Eine Fabrik wie diese hatte es in der Geschichte der Kunst vorher nicht gegeben. Eine riesige Vierflügelanlage, an der hinteren Ecke eine Batterie von Schornsteinen, auf der Straße ein paar verlorene, winzige Menschenfigürchen. Aber Giorgio De Chirico malt vor 100 Jahren nicht nur eine Fabrik. Er malt ein Gemälde von einer Fabrik, das gerahmt in einem Innenraum steht, umgeben von einer Heerschar von Linealen, Stäben und Winkeln.

Es handelt sich um die Fabrik der Fratelli Santini in Ferrara, ein Gemischtwarenunternehmen für Haushaltswaren, Espressokocher, Motorradschweinwerfer und allerhand Nippes. Als Christiane Lange, die Direktorin der Staatsgalerie Stuttgart, aus Ferrara die Anfrage bekam, ob sie das Bild für eine De-Chirico-Ausstellung ausleihen würde, zögerte sie nicht lange: Ja, wenn diese dann auch nach Stuttgart käme. Dieselbe Ausstellung ist es nun freilich nicht geworden: In Ferrara wurde der Meister vorwiegend italienischen Künstlern gegenübergestellt, in der Staatsgalerie vor allem deutschen.

De Chirico ist eine kontroverse Figur, wozu der Künstler selbst kräftig beigetragen hat. Im Lauf seines neunzigjährigen Lebens fühlte er sich oft missverstanden. Er scheute sich nicht, seine Kritiker hart anzugehen und mehrfach um 180 Grad die Richtung zu ändern. 1888 als Sohn italienischer Eltern in Griechenland geboren, studierte er in Athen und München, ging nach Mailand, Florenz und 1911 nach Paris und wurde, nachdem er sich zu Beginn des Ersten Weltkriegs der Einberufung gestellt hatte, nach Ferrara versetzt. Auf seine Zeit dort, bis Ende 1918, konzentriert sich die Ausstellung.
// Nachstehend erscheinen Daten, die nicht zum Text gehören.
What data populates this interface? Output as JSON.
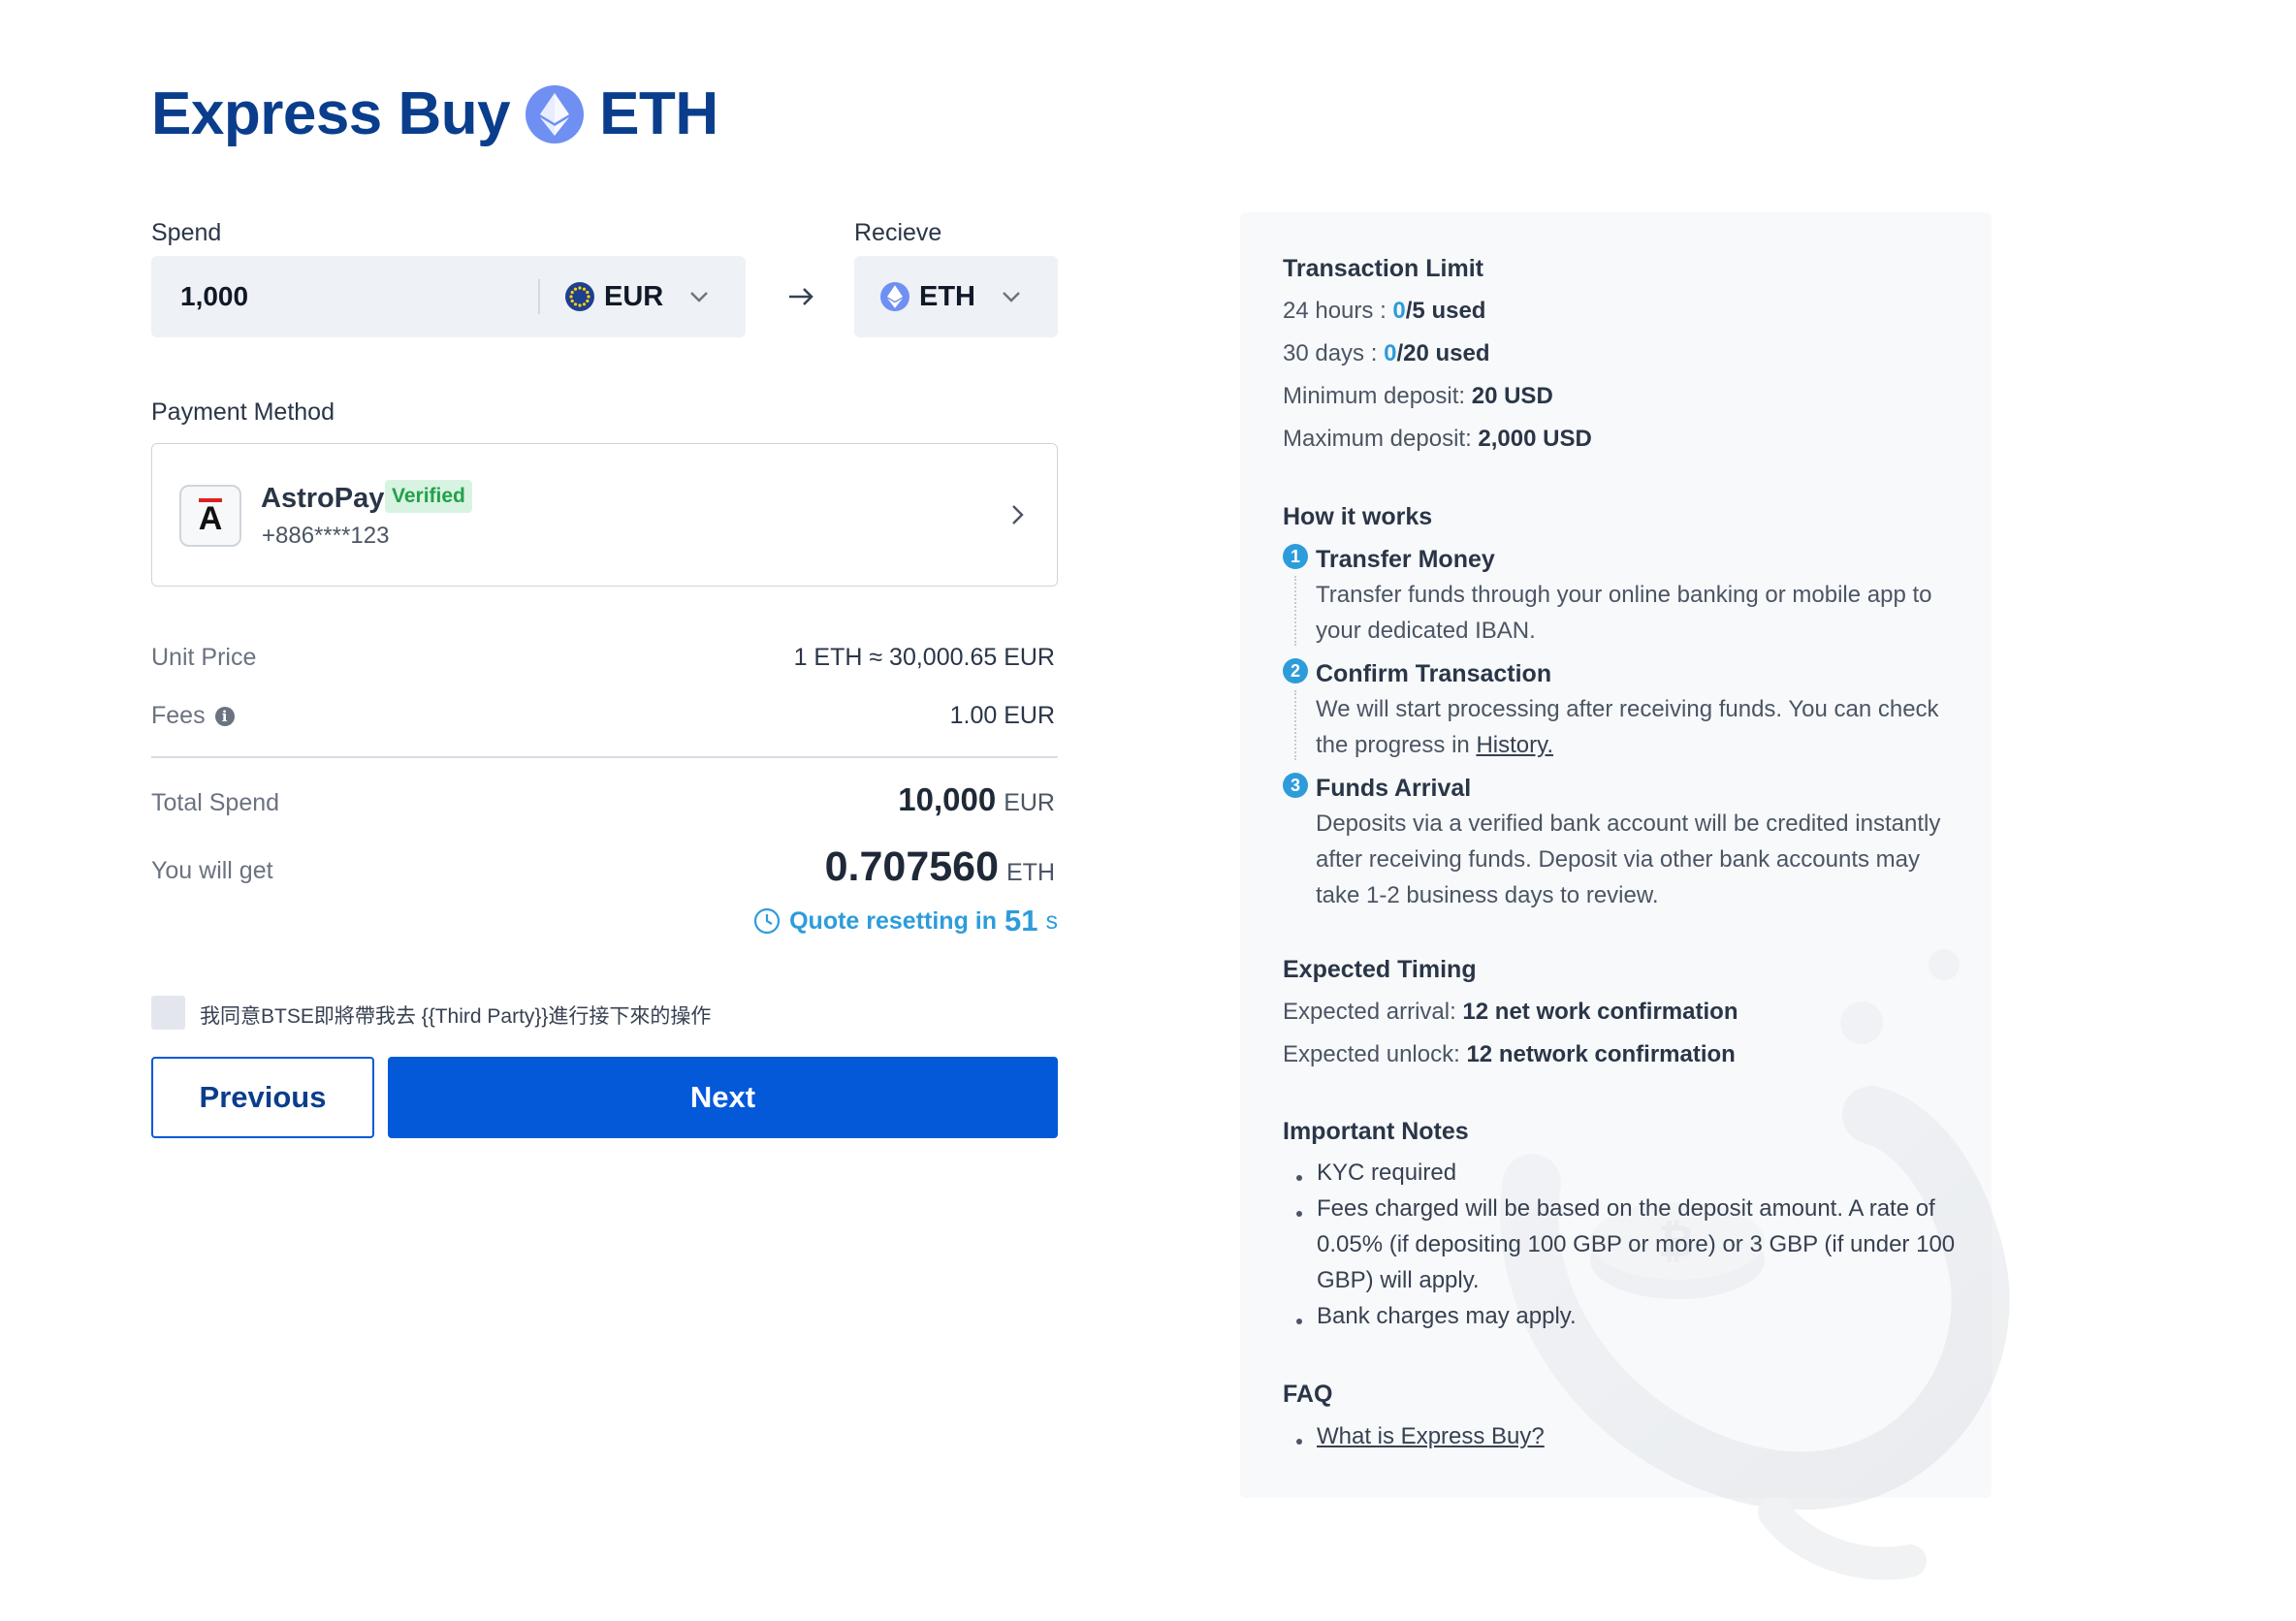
{
  "header": {
    "title_prefix": "Express Buy",
    "title_coin": "ETH",
    "coin_icon": "ethereum-icon"
  },
  "spend": {
    "label": "Spend",
    "amount": "1,000",
    "currency": "EUR",
    "currency_icon": "eur-flag-icon"
  },
  "receive": {
    "label": "Recieve",
    "currency": "ETH",
    "currency_icon": "ethereum-icon"
  },
  "payment": {
    "label": "Payment Method",
    "provider": "AstroPay",
    "provider_logo_letter": "A",
    "badge": "Verified",
    "account": "+886****123"
  },
  "summary": {
    "unit_price_label": "Unit Price",
    "unit_price_value": "1 ETH ≈ 30,000.65 EUR",
    "fees_label": "Fees",
    "fees_value": "1.00 EUR",
    "total_label": "Total Spend",
    "total_amount": "10,000",
    "total_unit": "EUR",
    "get_label": "You will get",
    "get_amount": "0.707560",
    "get_unit": "ETH",
    "quote_text": "Quote resetting in",
    "quote_seconds": "51",
    "quote_unit": "s"
  },
  "agreement": {
    "text": "我同意BTSE即將帶我去 {{Third Party}}進行接下來的操作",
    "checked": false
  },
  "buttons": {
    "previous": "Previous",
    "next": "Next"
  },
  "panel": {
    "limit": {
      "title": "Transaction Limit",
      "day_label": "24 hours :",
      "day_used": "0",
      "day_rest": "/5 used",
      "month_label": "30 days :",
      "month_used": "0",
      "month_rest": "/20 used",
      "min_label": "Minimum deposit:",
      "min_value": "20 USD",
      "max_label": "Maximum deposit:",
      "max_value": "2,000 USD"
    },
    "how": {
      "title": "How it works",
      "steps": [
        {
          "num": "1",
          "title": "Transfer Money",
          "body": "Transfer funds through your online banking or mobile app to your dedicated IBAN."
        },
        {
          "num": "2",
          "title": "Confirm Transaction",
          "body": "We will start processing after receiving funds. You can check the progress in",
          "link": "History."
        },
        {
          "num": "3",
          "title": "Funds Arrival",
          "body": "Deposits via a verified bank account will be credited instantly after receiving funds. Deposit via other bank accounts may take 1-2 business days to review."
        }
      ]
    },
    "timing": {
      "title": "Expected Timing",
      "arrival_label": "Expected arrival:",
      "arrival_value": "12 net work confirmation",
      "unlock_label": "Expected unlock:",
      "unlock_value": "12 network confirmation"
    },
    "notes": {
      "title": "Important Notes",
      "items": [
        "KYC required",
        "Fees charged will be based on the deposit amount. A rate of 0.05% (if depositing 100 GBP or more) or 3 GBP (if under 100 GBP) will apply.",
        "Bank charges may apply."
      ]
    },
    "faq": {
      "title": "FAQ",
      "items": [
        "What is Express Buy?"
      ]
    }
  },
  "colors": {
    "brand_blue": "#0459d9",
    "title_blue": "#0a3e8c",
    "accent_cyan": "#2d9cdb",
    "verified_green": "#22a14a"
  }
}
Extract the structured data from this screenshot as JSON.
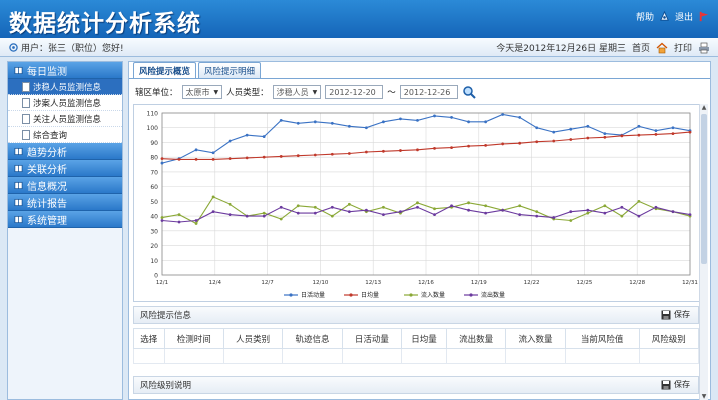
{
  "app": {
    "title": "数据统计分析系统"
  },
  "toplinks": {
    "help": "帮助",
    "logout": "退出"
  },
  "userbar": {
    "user_text": "用户：张三（职位）您好!",
    "date_text": "今天是2012年12月26日 星期三",
    "home": "首页",
    "print": "打印"
  },
  "sidebar": {
    "groups": [
      {
        "label": "每日监测",
        "items": [
          "涉稳人员监测信息",
          "涉案人员监测信息",
          "关注人员监测信息",
          "综合查询"
        ]
      },
      {
        "label": "趋势分析"
      },
      {
        "label": "关联分析"
      },
      {
        "label": "信息概况"
      },
      {
        "label": "统计报告"
      },
      {
        "label": "系统管理"
      }
    ]
  },
  "tabs": [
    "风险提示概览",
    "风险提示明细"
  ],
  "filters": {
    "area_label": "辖区单位：",
    "area_value": "太原市",
    "type_label": "人员类型：",
    "type_value": "涉稳人员",
    "date_from": "2012-12-20",
    "tilde": "～",
    "date_to": "2012-12-26"
  },
  "chart_data": {
    "type": "line",
    "x": [
      "12/1",
      "12/2",
      "12/3",
      "12/4",
      "12/5",
      "12/6",
      "12/7",
      "12/8",
      "12/9",
      "12/10",
      "12/11",
      "12/12",
      "12/13",
      "12/14",
      "12/15",
      "12/16",
      "12/17",
      "12/18",
      "12/19",
      "12/20",
      "12/21",
      "12/22",
      "12/23",
      "12/24",
      "12/25",
      "12/26",
      "12/27",
      "12/28",
      "12/29",
      "12/30",
      "12/31"
    ],
    "xticks": [
      "12/1",
      "12/4",
      "12/7",
      "12/10",
      "12/13",
      "12/16",
      "12/19",
      "12/22",
      "12/25",
      "12/28",
      "12/31"
    ],
    "ylim": [
      0,
      110
    ],
    "yticks": [
      0,
      10,
      20,
      30,
      40,
      50,
      60,
      70,
      80,
      90,
      100,
      110
    ],
    "grid": true,
    "legend": "bottom",
    "series": [
      {
        "name": "日活动量",
        "color": "#3a72c4",
        "values": [
          76,
          79,
          85,
          83,
          91,
          95,
          94,
          105,
          103,
          104,
          103,
          101,
          100,
          104,
          106,
          105,
          108,
          107,
          104,
          104,
          109,
          107,
          100,
          97,
          99,
          101,
          96,
          95,
          101,
          98,
          100,
          98
        ]
      },
      {
        "name": "日均量",
        "color": "#c0392b",
        "values": [
          79,
          78.5,
          78.5,
          78.5,
          79,
          79.5,
          80,
          80.5,
          81,
          81.5,
          82,
          82.5,
          83.5,
          84,
          84.5,
          85,
          86,
          86.5,
          87.5,
          88,
          89,
          89.5,
          90.5,
          91,
          92,
          93,
          93.5,
          94.5,
          95,
          95.5,
          96,
          97
        ]
      },
      {
        "name": "流入数量",
        "color": "#8aa836",
        "values": [
          39,
          41,
          35,
          53,
          48,
          40,
          42,
          38,
          47,
          46,
          40,
          48,
          43,
          46,
          42,
          49,
          45,
          46,
          49,
          47,
          44,
          47,
          43,
          38,
          37,
          42,
          47,
          40,
          50,
          45,
          43,
          40
        ]
      },
      {
        "name": "流出数量",
        "color": "#6b3a9e",
        "values": [
          37,
          36,
          37,
          43,
          41,
          40,
          40,
          46,
          42,
          42,
          46,
          43,
          44,
          41,
          43,
          46,
          41,
          47,
          44,
          42,
          44,
          41,
          40,
          39,
          43,
          44,
          42,
          46,
          40,
          46,
          43,
          41
        ]
      }
    ]
  },
  "risk_panel": {
    "title": "风险提示信息",
    "save": "保存",
    "columns": [
      "选择",
      "检测时间",
      "人员类别",
      "轨迹信息",
      "日活动量",
      "日均量",
      "流出数量",
      "流入数量",
      "当前风险值",
      "风险级别"
    ]
  },
  "level_panel": {
    "title": "风险级别说明",
    "save": "保存"
  }
}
Plätze als metaphysische Landschaften

Ursprünglich von Arnold Böcklin und Max Klinger ausgehend, entwarf De Chirico ab 1909 seine berühmten leeren Plätze mit den schattigen Arkaden, den klassischen Denkmälern, den halb versteckten Segelschiffen und Eisenbahnen, den verlorenen Figuren und Schlagschatten. Es sind wie bei Klinger und Böcklin letztlich alles offene Symbole, die aber unter dem Eindruck des französischen Kubismus deutlich an Prägnanz und Klarheit gewonnen haben.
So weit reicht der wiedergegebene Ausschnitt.